A MP 1.343/2026 entra em votação no Senado até 16 de julho. CIOT obrigatório, piso mínimo semestral, piso salarial de R$5 mil e anistia de multas. Veja o que muda para cada perfil.

A MP 1.343/2026 chegou à Câmara dos Deputados, foi aprovada com alterações e agora precisa passar pelo Senado Federal até o dia 16 de julho de 2026. O nome técnico mudou  ela, tramita como PLV 6/2026 por causa das modificações feitas na Câmara, mas o impacto para quem vive do transporte de cargas é o mesmo: grandes mudanças no CIOT, no piso mínimo do frete, no pagamento ao caminhoneiro, nas multas e até no salário do motorista empregado.

Neste artigo do Blog do Trecho, você vai entender o que está prestes a mudar, quem é afetado e o que já dá para fazer agora para chegar preparado na largada da nova lei.

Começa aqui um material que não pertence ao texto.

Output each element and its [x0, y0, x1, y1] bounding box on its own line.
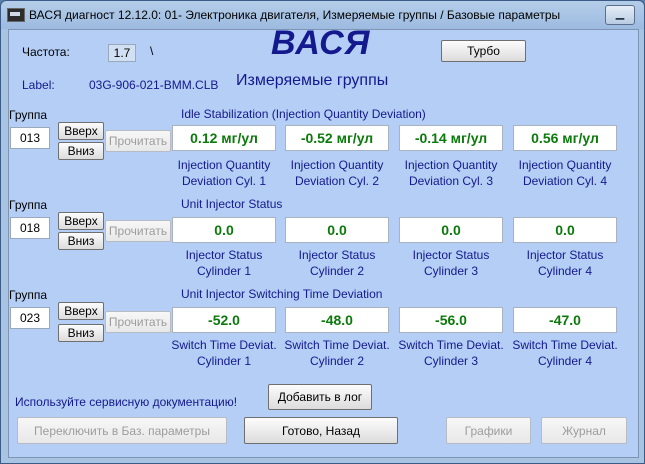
group-caption: Группа: [9, 108, 48, 122]
app-logo: ВАСЯ: [271, 24, 371, 62]
journal-button[interactable]: Журнал: [541, 417, 627, 444]
value-caption: Switch Time Deviat. Cylinder 3: [398, 338, 504, 368]
value-field: 0.56 мг/ул: [513, 125, 617, 151]
frequency-label: Частота:: [22, 45, 70, 59]
graphs-button[interactable]: Графики: [446, 417, 531, 444]
minimize-button[interactable]: ▁: [605, 5, 635, 25]
value-caption: Injector Status Cylinder 1: [185, 248, 263, 278]
group-number-field[interactable]: 018: [10, 217, 50, 239]
group-caption: Группа: [9, 288, 48, 302]
section-title: Unit Injector Status: [181, 197, 283, 211]
value-field: -0.14 мг/ул: [399, 125, 503, 151]
group-number-field[interactable]: 023: [10, 307, 50, 329]
value-field: 0.12 мг/ул: [172, 125, 276, 151]
add-to-log-button[interactable]: Добавить в лог: [268, 384, 372, 410]
value-field: -52.0: [172, 307, 276, 333]
turbo-button[interactable]: Турбо: [441, 40, 526, 62]
value-caption: Injector Status Cylinder 3: [412, 248, 490, 278]
section-title: Unit Injector Switching Time Deviation: [181, 287, 383, 301]
value-caption: Injection Quantity Deviation Cyl. 1: [177, 158, 271, 188]
value-caption: Injection Quantity Deviation Cyl. 2: [290, 158, 384, 188]
value-field: -48.0: [285, 307, 389, 333]
value-caption: Switch Time Deviat. Cylinder 1: [171, 338, 277, 368]
group-up-button[interactable]: Вверх: [58, 122, 104, 140]
read-button[interactable]: Прочитать: [105, 130, 171, 152]
value-field: -47.0: [513, 307, 617, 333]
value-caption: Switch Time Deviat. Cylinder 4: [512, 338, 618, 368]
group-up-button[interactable]: Вверх: [58, 302, 104, 320]
read-button[interactable]: Прочитать: [105, 311, 171, 333]
group-number-field[interactable]: 013: [10, 127, 50, 149]
group-caption: Группа: [9, 198, 48, 212]
group-down-button[interactable]: Вниз: [58, 324, 104, 342]
label-file: 03G-906-021-BMM.CLB: [89, 78, 219, 92]
value-caption: Injector Status Cylinder 2: [298, 248, 376, 278]
value-caption: Switch Time Deviat. Cylinder 2: [284, 338, 390, 368]
value-caption: Injector Status Cylinder 4: [526, 248, 604, 278]
value-field: 0.0: [399, 217, 503, 243]
value-field: -0.52 мг/ул: [285, 125, 389, 151]
value-field: 0.0: [513, 217, 617, 243]
group-down-button[interactable]: Вниз: [58, 142, 104, 160]
value-field: -56.0: [399, 307, 503, 333]
frequency-indicator: \: [150, 44, 154, 58]
done-back-button[interactable]: Готово, Назад: [244, 417, 398, 444]
value-caption: Injection Quantity Deviation Cyl. 4: [518, 158, 612, 188]
value-field: 0.0: [172, 217, 276, 243]
client-area: Частота: 1.7 \ ВАСЯ Турбо Label: 03G-906…: [8, 24, 639, 458]
section-title: Idle Stabilization (Injection Quantity D…: [181, 107, 426, 121]
value-caption: Injection Quantity Deviation Cyl. 3: [404, 158, 498, 188]
group-up-button[interactable]: Вверх: [58, 212, 104, 230]
app-icon: [7, 8, 25, 22]
app-window: ВАСЯ диагност 12.12.0: 01- Электроника д…: [0, 0, 645, 464]
window-title: ВАСЯ диагност 12.12.0: 01- Электроника д…: [29, 8, 561, 22]
service-doc-hint: Используйте сервисную документацию!: [15, 395, 238, 409]
frequency-value: 1.7: [108, 44, 136, 62]
screen-title: Измеряемые группы: [236, 72, 389, 89]
switch-basic-params-button[interactable]: Переключить в Баз. параметры: [17, 417, 227, 444]
value-field: 0.0: [285, 217, 389, 243]
group-down-button[interactable]: Вниз: [58, 232, 104, 250]
label-caption: Label:: [22, 78, 55, 92]
read-button[interactable]: Прочитать: [105, 220, 171, 242]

Por que essa MP surgiu e o que ela representa

Desde 2018, quando a Lei 13.703 criou o piso mínimo do frete, o setor convive com o mesmo problema: a lei existe, mas a fiscalização era precária. Muitos contratos continuavam sendo fechados abaixo da tabela, e a carta-frete seguia como prática comum mesmo sendo operacionalmente ultrapassada.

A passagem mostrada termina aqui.